Quantitative EEG Neurofeedback
Neurofeedback, or qEEG neurotherapy, records the individual’s unique brainwave patterns and utilizes auditory and visual feedback to train brainwaves to a normalized pattern (Quinn, Bodenheimer-Davis, & Koch, 2004). Alcoholics and illicit substance users show similar abnormal brainwave patterns outside the range of individuals without dependence upon alcohol or illicit substances. In alcoholics, the alpha and theta waves show low amplitude and increased activity, while high beta waves are more dominant than in a non-user brain. Illicit substance abusers differ dependent upon their substance of choice. For example, in cocaine and methamphetamine users, the alpha and theta waves show excessive activity in the frontal region of the brain. It is these typical patterns that are targeted in neurofeedback sessions although each treatment protocol is flexible, in that it can be specified to individual clients.
Training consists of EEG sensors placed on the scalp connected to an amplification system, which then feeds the electrical activity of the brain into the computer. Software systems allow the neurotherapist to set conditions in which the client is rewarded. Training sessions are performed at a minimum twice per week, for approximately 40 sessions. When treating substance abuse issues, more intensive therapy is often recommended (5 days per week). You can find a local practitioner by going to www.bcia.org.
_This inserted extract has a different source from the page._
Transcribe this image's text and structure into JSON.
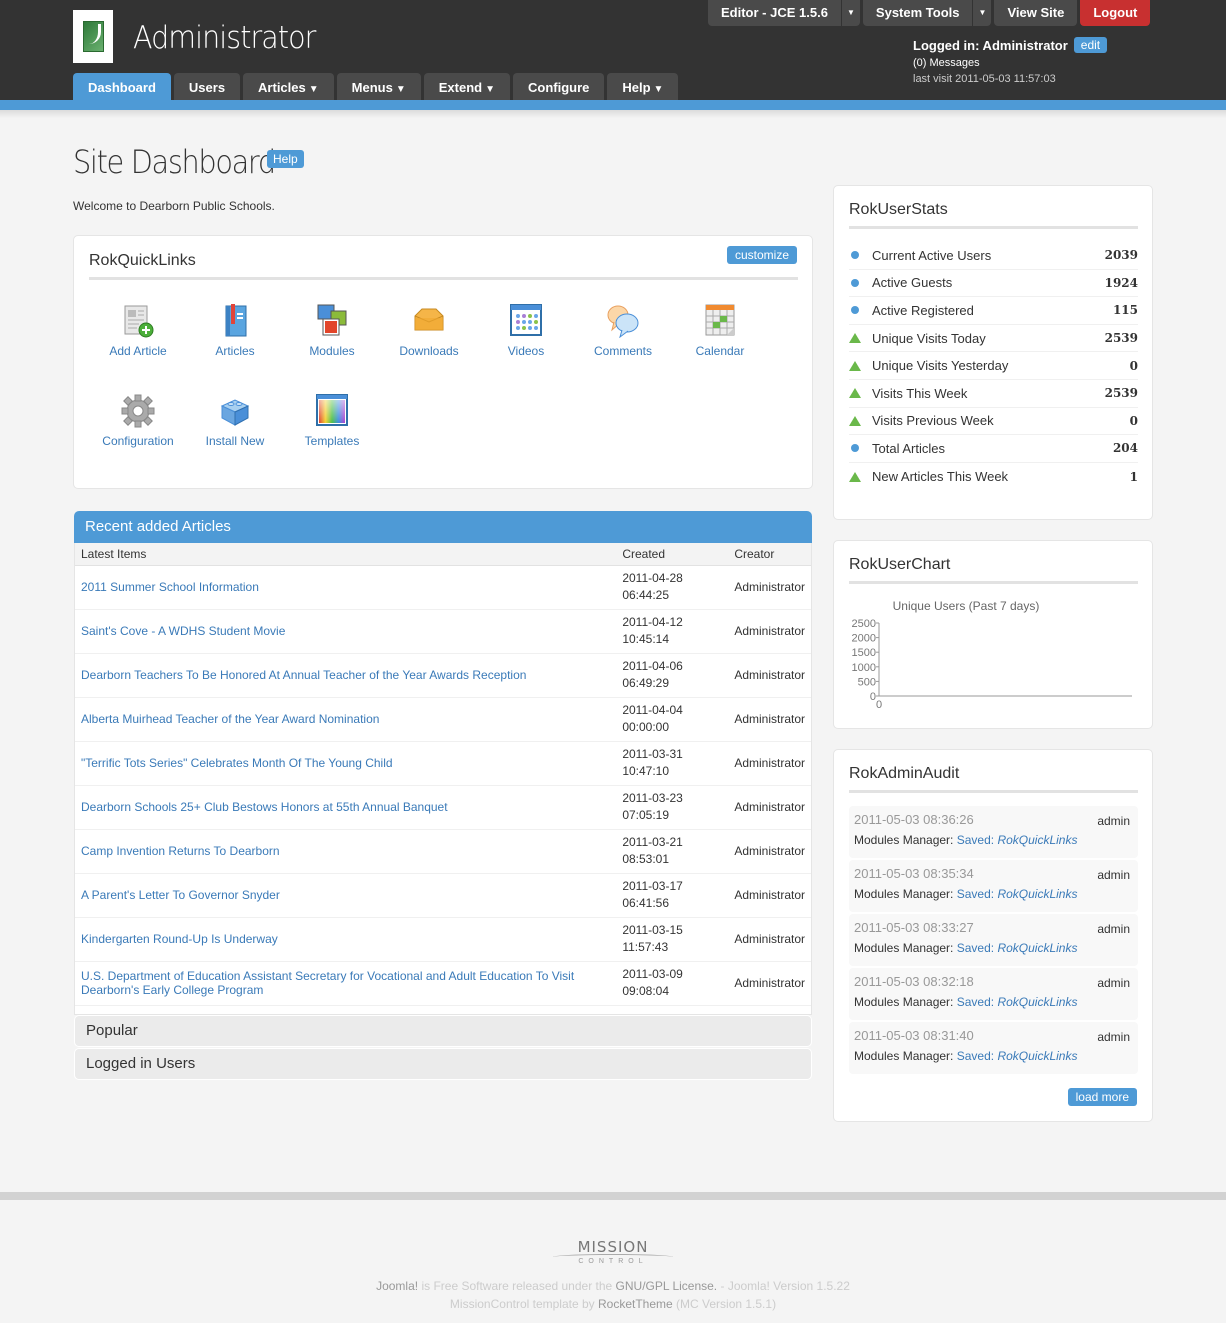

Dependence upon alcohol and illicit substances is a complex illness that involves the medical, psychological and social aspects of an individual. Formalized treatment has been available for the past 70 years, however, low success rates for standard treatment imply the inefficacy of current modalities. EEG neurofeedback has shown through research that it qualifies as an efficacious adjunct therapy that can dramatically improve the likelihood for recovery. Specifically, the use of the Peniston protocol for alcoholism and the Scott-Kaiser modification for illicit substance users are shown to positively affect abstinence rates, client engagement and MMPI-2 scores.